According to the Canada Border Services Agency, Gonzalez de Paz’s guilty plea acknowledges that he arranged a clandestine crossing for seven migrants on January 27–28, 2024, in exchange for money. He had earlier been arrested and charged with avoiding examination and returning to Canada without authorization.
Breaking the story in March, La Presse reported: “A Mexican criminal organization has established itself in Montreal, where it is making a fortune by illegally smuggling hundreds of migrants across the Canada-U.S. border.

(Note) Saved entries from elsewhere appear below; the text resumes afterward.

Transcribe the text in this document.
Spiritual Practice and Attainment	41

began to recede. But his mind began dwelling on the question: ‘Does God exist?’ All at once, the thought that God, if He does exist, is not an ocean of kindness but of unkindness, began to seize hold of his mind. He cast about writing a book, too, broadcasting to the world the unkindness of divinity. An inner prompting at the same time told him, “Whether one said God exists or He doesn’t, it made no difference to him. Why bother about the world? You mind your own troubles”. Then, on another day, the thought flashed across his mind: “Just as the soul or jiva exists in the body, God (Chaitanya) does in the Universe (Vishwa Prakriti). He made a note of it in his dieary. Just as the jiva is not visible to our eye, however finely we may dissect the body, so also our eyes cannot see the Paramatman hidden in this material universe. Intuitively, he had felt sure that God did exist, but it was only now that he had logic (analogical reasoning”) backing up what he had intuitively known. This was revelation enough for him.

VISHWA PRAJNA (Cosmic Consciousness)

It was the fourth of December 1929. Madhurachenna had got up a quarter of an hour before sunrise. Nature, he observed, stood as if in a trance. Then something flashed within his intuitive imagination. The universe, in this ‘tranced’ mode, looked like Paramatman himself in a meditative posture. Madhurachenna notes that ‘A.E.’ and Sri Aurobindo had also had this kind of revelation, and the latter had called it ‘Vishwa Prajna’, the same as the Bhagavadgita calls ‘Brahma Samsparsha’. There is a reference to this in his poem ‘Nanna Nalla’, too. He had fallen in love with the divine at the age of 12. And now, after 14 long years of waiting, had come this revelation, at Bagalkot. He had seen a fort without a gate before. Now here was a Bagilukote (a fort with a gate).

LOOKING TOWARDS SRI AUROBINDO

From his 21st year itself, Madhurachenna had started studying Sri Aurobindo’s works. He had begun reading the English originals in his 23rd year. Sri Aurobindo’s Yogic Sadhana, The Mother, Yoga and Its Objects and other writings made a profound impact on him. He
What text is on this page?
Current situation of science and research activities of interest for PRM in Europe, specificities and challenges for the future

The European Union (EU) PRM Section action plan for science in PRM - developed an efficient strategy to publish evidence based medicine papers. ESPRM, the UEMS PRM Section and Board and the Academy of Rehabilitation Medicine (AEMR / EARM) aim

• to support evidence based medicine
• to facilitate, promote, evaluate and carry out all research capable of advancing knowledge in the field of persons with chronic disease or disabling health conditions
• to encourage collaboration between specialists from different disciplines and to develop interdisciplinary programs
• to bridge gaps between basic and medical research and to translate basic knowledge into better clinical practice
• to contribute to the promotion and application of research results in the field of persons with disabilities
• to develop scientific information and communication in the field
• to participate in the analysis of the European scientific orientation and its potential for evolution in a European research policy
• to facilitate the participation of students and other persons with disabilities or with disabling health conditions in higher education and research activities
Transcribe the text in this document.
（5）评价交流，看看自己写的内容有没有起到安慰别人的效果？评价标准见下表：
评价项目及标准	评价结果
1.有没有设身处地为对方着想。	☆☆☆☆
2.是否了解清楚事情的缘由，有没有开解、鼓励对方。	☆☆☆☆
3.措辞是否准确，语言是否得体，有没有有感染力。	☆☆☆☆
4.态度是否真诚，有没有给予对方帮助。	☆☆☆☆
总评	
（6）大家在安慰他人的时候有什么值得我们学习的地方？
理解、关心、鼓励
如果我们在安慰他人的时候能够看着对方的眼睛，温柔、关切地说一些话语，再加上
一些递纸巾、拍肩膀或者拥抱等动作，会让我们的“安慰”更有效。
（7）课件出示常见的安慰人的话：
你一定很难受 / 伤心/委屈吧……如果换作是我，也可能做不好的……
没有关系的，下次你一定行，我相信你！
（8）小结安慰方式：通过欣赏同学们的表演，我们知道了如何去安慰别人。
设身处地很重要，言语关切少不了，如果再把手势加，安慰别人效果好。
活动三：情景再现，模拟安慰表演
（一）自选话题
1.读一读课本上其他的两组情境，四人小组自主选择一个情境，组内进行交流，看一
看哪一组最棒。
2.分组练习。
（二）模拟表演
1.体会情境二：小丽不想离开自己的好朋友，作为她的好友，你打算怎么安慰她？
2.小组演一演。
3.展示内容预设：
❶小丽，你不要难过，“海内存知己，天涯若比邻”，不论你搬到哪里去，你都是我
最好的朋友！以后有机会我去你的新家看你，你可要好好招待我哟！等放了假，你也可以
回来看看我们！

Thanks to the seizure of two accounting ledgers, Canadian authorities have gained unprecedented access to the group’s secrets, which they hope to dismantle in the coming months.”
La Presse said the Mexico-based organization ran crossings in both directions — Quebec to the United States and vice versa — through roughly ten collaborators, some family-linked, charging $5,000 to $6,000 per trip and generating at least $1 million in seven months.
The notebooks seized by CBSA listed clients, guarantors, recruiters in Mexico, and accomplices on the U.S. side. In one April 20, 2024 interception near the border, police stopped a vehicle registered to Gonzalez de Paz and, according to evidence cited by La Presse, identified him as one of the “main organizers,” operating without legal status from a René-Lévesque Boulevard condo that served as headquarters.
Seizures included cellphones, a black notebook, and cocaine. A roommate’s second notebook helped authorities tally about 200 migrants and more than $1 million in receipts.
“This type of criminal organization is ruthless and often threatens customers if they do not pay, or places them in a vulnerable situation,” a CBSA report filed as evidence stated, according to La Presse.
The Montreal-based organization first appeared on the radar in a rural community of about 400 inhabitants in the southern Montérégie region bordering New York State, La Presse reported, citing court documents.
On the U.S. side of the line, in the Swanton Sector (Vermont and adjoining northern New York and New Hampshire), authorities reported an exceptional surge in 2022–2023 — driven largely by Mexican nationals rerouting via Canada — foreshadowing the Mexican-cartel smuggling described in the CBSA case.
Gonzalez de Paz had entered Canada illegally in 2023, according to La Presse. When officers arrested him, CBSA agents seized 30 grams of cocaine, two cellphones, and a black notebook filled with handwritten notes. In his apartment, they found clothing by Balenciaga, a luxury brand whose T-shirts retail for roughly $1,000 each.
Investigators have linked this case to another incident at the same address involving a man named Mario Alberto Perez Gutierrez, a resident of the same condo as early as 2023.
Perez Gutierrez was accompanied by several men known to Canadian authorities for cocaine trafficking, receiving stolen goods, armed robbery, or loitering in the woods near the American border, according to a Montreal Police Service (SPVM) report filed as evidence.
The CBSA argued before the immigration tribunal that Gonzalez de Paz belonged to a group active in human and drug trafficking — “activities usually orchestrated by Mexican cartels.”
As The Bureau has previously reported, Justin Trudeau’s Liberal Cabinet was warned in 2016 that lifting visa requirements for Mexican visitors would “facilitate travel to Canada by Mexicans with criminal records,” potentially including “drug smugglers, human smugglers, recruiters, money launderers and foot soldiers.”
CBSA “serious-crime” flags tied to Mexican nationals rose sharply after the December 2016 visa change. Former CBSA officer Luc Sabourin, in a sworn affidavit cited by The Bureau, alleged that hundreds of cartel-linked operatives entered Canada following the visa lift.
The closure of Roxham Road in 2023 altered migrant flows and increased reliance on organized smugglers — a shift reflected in the ledger-mapped Montreal network and a spike in U.S. northern-border encounters.